Хан мой! Сын Кам-Гана хан Баюндур встал со своего места, поставил на черную землю свой шатер с белым верхом. Была поднята до небес пестрая палатка, были разложены в тысяче мест шелковые ковры; беки внутренних огузов[483] собрались для беседы, ели, пили; был человек по имени Казылык-Коджа; он был везиром Баюндур-хана; крепкое вино ударило ему в голову; он опустился на свои крепкие колена, попросил у Баюндур-хана (разрешения совершить) набег; Баюндур-хан дал разрешение: «Ступай, куда хочешь», — сказал он. Казылык-Коджа был человек, видавший дела, способный совершить дела; он собрал вокруг себя способных старцев, пустился в путь с оружием, *(отобранным у) чужестранцев и врагов.[484] Много гор, ущелий, холмов они прошли; однажды они подошли к крепости Дизмерд;[485] она была на берегу Черного моря; дойдя до нее, они остановились. В той крепости был тагавор, которого звали тагавором Диреком, сыном Аршуна; ростом тот таговор был с шестьдесят аршин, потрясал палицей весом в шестьдесят батманов [пудов], натягивал очень крепкий лук. Казылык-Коджа, дойдя до крепости, тачал сражение; потом тот тагавор вышел из крепости, пришел на ристалище, вызвал мужа на бой; Казылык-Коджа, увидя его, понесся на него как ветер, прилепился как клей, нанес гяуру удар мечом по затылку, но не мог причинить ему и малой раны. Дошла очередь до гяура, той палицей, весом в шестьдесят батманов, он нанес сильный удар Казылык-Кодже; лживый мир стал тесен для его головы; как дудка, зажурчала кровь. Казылык-Коджу захватили, пленили, заключили в крепость; его джигиты, не устояв, бежали. Казылык-Коджа всего шестнадцать лет пробыл в плену в крепости; в конце один человек, по имени Эмен, шесть раз отправлялся, но не мог взять крепости.

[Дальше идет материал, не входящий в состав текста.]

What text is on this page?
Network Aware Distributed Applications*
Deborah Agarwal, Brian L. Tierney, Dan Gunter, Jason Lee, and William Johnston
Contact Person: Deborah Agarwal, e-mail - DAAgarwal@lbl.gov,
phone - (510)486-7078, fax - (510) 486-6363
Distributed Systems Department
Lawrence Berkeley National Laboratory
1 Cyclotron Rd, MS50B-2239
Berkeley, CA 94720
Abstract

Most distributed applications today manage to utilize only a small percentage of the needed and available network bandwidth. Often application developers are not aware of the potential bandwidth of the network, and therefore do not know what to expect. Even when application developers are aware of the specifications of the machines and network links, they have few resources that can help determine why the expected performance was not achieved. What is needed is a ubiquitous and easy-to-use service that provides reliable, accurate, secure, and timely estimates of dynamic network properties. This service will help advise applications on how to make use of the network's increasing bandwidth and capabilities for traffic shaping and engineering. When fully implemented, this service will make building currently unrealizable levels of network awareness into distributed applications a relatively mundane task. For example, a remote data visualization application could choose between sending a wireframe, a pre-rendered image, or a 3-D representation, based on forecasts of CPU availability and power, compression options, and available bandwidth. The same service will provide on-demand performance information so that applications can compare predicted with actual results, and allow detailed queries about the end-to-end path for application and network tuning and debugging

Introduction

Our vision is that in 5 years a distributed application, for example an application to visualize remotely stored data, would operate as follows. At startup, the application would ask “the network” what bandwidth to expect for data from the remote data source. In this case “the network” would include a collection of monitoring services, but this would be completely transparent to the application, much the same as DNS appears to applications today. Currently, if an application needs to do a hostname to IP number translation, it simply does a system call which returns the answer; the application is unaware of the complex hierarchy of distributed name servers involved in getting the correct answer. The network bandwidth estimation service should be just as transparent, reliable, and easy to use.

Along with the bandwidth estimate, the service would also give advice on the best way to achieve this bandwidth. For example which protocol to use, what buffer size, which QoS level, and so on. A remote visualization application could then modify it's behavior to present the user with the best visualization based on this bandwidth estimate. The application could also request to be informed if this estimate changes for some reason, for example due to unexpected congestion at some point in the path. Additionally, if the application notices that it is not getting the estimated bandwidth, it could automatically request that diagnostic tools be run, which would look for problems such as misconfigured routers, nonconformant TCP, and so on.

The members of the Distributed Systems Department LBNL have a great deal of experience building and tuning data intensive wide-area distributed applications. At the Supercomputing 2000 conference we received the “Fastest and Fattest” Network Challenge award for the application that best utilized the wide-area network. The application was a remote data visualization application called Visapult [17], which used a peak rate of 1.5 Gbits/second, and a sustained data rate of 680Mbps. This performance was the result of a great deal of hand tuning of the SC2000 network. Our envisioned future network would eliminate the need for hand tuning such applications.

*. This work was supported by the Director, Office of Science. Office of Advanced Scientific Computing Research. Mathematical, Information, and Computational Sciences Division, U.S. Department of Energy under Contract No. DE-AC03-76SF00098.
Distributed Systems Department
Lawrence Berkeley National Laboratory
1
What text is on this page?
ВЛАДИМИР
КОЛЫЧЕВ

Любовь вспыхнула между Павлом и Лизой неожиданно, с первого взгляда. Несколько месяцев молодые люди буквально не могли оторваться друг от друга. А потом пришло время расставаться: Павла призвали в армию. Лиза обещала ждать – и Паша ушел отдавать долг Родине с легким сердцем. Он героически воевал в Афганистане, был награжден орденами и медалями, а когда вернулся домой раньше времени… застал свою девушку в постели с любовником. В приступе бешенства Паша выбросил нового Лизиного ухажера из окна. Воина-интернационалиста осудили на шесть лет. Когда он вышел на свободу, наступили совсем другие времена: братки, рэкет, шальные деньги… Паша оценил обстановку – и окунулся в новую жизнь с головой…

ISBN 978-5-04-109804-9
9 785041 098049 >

Между тем, хан мой, в то время, когда Казылык-Коджа был взят в плен, у него был один сын. Ему был один год; (потом) ему исполнилось пятнадцать лет;[486] он стал джигитом. Он думал, что его отец умер; издали запрещение, чтобы скрывали от мальчика, что его отец в плену; имя того мальчика было Иекенк. Однажды, когда Иекенк сидел и беседовал с беками, *произошло состязание[487] между ним и Будаком, сыном Кара-Гюне; они перебрасывались словами; Будак говорит: «К чему тебе здесь хвалиться? Если ты хочешь (вызвать на бой) мужа, то выручи своего отца; разве не прошло шестнадцати лет, как он в плену?». Как услышал эту весть Иекенк, его сердце запрыгало, его черная печень была потрясена; он пошел перед очи Баюндур-хана, приложил лицо к земле и говорит: «Рано утром в месте в стороне от дороги ставят твое жилище с белым верхом; атласом вышита твоя синяя палатка; табунами выводят твоих быстрых коней; громким голосом у дороги творят правосудие твои урядники; (как) масло, льется твое обильное богатство, опора остальных джигитов, надежда для нас бедных, столп Туркестана, детеныш птицы Тулу, *лев племени и рода,[488] *тигр черной толпы,[489] счастливый хан! (Окажи мне) помощь,[490] пошли меня на ту крепость, где заключен в плену мой отец!». Баюндур-хан отдал повеление: «Пусть придут двадцать четыре[491] знаменных бека! Первым пусть пойдет с тобой состоящий беком у Железных ворот удалой Дундаз, сын Кыян-Сельджука, заставляющий кричать мужа на острие своего тростникового[492] копья, когда приходит на бой, не спрашивающий (врага), кто он. Пусть пойдет с (тобой) *Дюлек-Вуран, сын Илик-Коджи,[493] *заставляющий плавать жеребцов-онагров, (преследуя их на охоте),[494] взявший ключи пятидесяти семи крепостей. Пусть пойдет с тобой *Улальмиш, сын Ягрынчи,[495] *скользящий вниз с двойной башни и (при этом) не запаздывающий пустить стрелу.[496] Пусть пойдет с (тобой) Рустем, сын Тогсуна, проливающий кровавые слезы, когда трижды не увидит врага. Пусть пойдет с (тобой) *удалой Буран,[497] вынимающий людей из пасти драконов. Пусть пойдет с (тобой) Суган-Сары,[498] утверждающий, что прошел с одного конца земли до другого». Станешь перечислять мужей огузов, до конца не дойдешь; Баюндур-хан дал Иекенку в товарищи двадцать четыре знаменных бека; беки собрались, *осмотрели свое оружие.[499]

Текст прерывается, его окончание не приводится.